14. Demande. — Est-il mal de pleurer les morts ? Réponse. — C’est naturel ; car tandis que nous devons faire face à notre destinée comme des hommes, nous devons aussi sentir comme des hommes.

  1. Demande. — Comment pouvons-nous triompher de la mort ? Réponse. — En aimant et servant quelque noble cause, dans laquelle nous puissions nous survivre longtemps après que nous avons disparu.

  2. Demande. — Quels ont été les plus grands bienfaiteurs de l’homme ? Réponse. — Ceux qui ont soulagé son esprit d’une frayeur et qui l’ont aidé à faire un pas en avant dans la voie de l’affranchissement de la pensée.

  3. Demande. — Que signifie le mot : Immortalité ? Réponse. — C’est l’état d’un être qui ne meurt pas, c’est-à-dire une vie sans fin.

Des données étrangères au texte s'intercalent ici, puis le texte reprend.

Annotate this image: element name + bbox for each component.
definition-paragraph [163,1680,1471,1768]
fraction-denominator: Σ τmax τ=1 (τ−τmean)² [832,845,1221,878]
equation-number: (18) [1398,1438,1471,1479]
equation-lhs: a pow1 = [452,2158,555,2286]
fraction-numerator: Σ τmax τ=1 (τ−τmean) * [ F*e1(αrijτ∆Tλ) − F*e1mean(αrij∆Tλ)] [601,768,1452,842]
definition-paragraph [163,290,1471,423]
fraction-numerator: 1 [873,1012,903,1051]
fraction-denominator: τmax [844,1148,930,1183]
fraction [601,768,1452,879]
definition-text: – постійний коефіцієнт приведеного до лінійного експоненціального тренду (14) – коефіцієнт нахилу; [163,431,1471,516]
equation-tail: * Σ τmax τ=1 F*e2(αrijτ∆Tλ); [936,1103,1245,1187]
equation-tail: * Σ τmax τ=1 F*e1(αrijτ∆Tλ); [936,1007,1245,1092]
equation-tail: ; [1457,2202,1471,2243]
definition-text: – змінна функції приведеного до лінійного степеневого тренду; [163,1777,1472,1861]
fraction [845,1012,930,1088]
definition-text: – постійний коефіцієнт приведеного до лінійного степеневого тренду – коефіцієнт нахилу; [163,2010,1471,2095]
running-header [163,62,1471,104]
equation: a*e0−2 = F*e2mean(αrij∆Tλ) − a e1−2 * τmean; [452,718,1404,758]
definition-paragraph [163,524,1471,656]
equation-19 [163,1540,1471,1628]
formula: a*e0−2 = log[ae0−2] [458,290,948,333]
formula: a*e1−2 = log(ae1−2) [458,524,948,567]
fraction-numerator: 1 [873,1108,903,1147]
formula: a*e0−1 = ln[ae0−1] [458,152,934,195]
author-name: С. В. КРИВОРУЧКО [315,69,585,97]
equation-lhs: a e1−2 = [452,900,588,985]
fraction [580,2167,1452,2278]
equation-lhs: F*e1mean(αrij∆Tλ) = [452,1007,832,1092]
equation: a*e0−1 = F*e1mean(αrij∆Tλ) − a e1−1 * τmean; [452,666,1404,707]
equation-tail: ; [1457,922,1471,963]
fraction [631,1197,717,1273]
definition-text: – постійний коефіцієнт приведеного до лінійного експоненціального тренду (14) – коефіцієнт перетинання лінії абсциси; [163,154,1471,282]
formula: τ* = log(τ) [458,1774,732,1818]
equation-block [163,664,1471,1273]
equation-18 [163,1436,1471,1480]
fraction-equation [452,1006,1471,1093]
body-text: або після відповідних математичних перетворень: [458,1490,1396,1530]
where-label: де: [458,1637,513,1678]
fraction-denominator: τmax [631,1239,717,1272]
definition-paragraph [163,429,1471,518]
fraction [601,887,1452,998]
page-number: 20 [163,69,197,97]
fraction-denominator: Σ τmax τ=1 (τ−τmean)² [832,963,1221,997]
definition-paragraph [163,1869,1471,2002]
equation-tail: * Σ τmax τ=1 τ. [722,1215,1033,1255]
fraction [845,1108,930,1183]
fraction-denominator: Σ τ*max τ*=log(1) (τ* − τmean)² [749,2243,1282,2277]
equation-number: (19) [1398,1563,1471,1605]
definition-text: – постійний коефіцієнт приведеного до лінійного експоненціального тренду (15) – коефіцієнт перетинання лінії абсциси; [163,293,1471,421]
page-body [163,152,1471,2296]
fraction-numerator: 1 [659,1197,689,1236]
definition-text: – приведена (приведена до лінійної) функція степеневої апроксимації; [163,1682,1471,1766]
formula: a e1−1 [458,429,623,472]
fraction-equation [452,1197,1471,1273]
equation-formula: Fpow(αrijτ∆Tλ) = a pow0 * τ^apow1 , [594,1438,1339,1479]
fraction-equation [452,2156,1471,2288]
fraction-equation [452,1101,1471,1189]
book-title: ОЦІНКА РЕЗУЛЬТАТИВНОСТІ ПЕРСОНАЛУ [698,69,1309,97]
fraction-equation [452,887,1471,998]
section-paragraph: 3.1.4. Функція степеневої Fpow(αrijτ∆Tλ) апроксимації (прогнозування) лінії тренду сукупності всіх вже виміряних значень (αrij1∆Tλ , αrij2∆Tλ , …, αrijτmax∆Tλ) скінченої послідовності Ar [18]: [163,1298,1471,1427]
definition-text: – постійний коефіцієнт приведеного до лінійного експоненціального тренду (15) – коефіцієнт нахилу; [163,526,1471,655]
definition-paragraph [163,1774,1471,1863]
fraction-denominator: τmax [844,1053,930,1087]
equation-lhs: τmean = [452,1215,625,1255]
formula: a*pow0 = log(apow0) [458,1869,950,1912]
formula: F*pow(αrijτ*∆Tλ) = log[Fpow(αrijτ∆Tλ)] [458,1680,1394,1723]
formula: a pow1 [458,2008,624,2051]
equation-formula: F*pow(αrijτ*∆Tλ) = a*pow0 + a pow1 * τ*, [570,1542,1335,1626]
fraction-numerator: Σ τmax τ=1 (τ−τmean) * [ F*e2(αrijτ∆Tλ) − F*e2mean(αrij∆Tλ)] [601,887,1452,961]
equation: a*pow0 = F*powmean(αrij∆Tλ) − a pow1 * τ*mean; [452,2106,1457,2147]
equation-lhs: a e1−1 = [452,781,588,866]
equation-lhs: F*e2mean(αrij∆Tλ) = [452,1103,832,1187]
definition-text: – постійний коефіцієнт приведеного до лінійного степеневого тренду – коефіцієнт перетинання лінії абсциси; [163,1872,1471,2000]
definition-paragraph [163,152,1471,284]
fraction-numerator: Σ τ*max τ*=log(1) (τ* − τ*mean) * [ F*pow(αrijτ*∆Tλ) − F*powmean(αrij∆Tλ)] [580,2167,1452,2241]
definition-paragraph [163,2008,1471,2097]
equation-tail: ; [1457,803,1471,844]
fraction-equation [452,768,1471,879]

  4. Demande. — Veut-on dire que les hommes ne mourront jamais ? Réponse. — Non ; mais qu’ils vivront pour toujours après la mort.

  5. Demande. — Sous leur forme actuelle ? Réponse. — Ceci est une question controversée.

  6. Demande. — Le corps revivra-t-il aussi et pour toujours ? Réponse. — La doctrine générale est que l’âme seule est immortelle.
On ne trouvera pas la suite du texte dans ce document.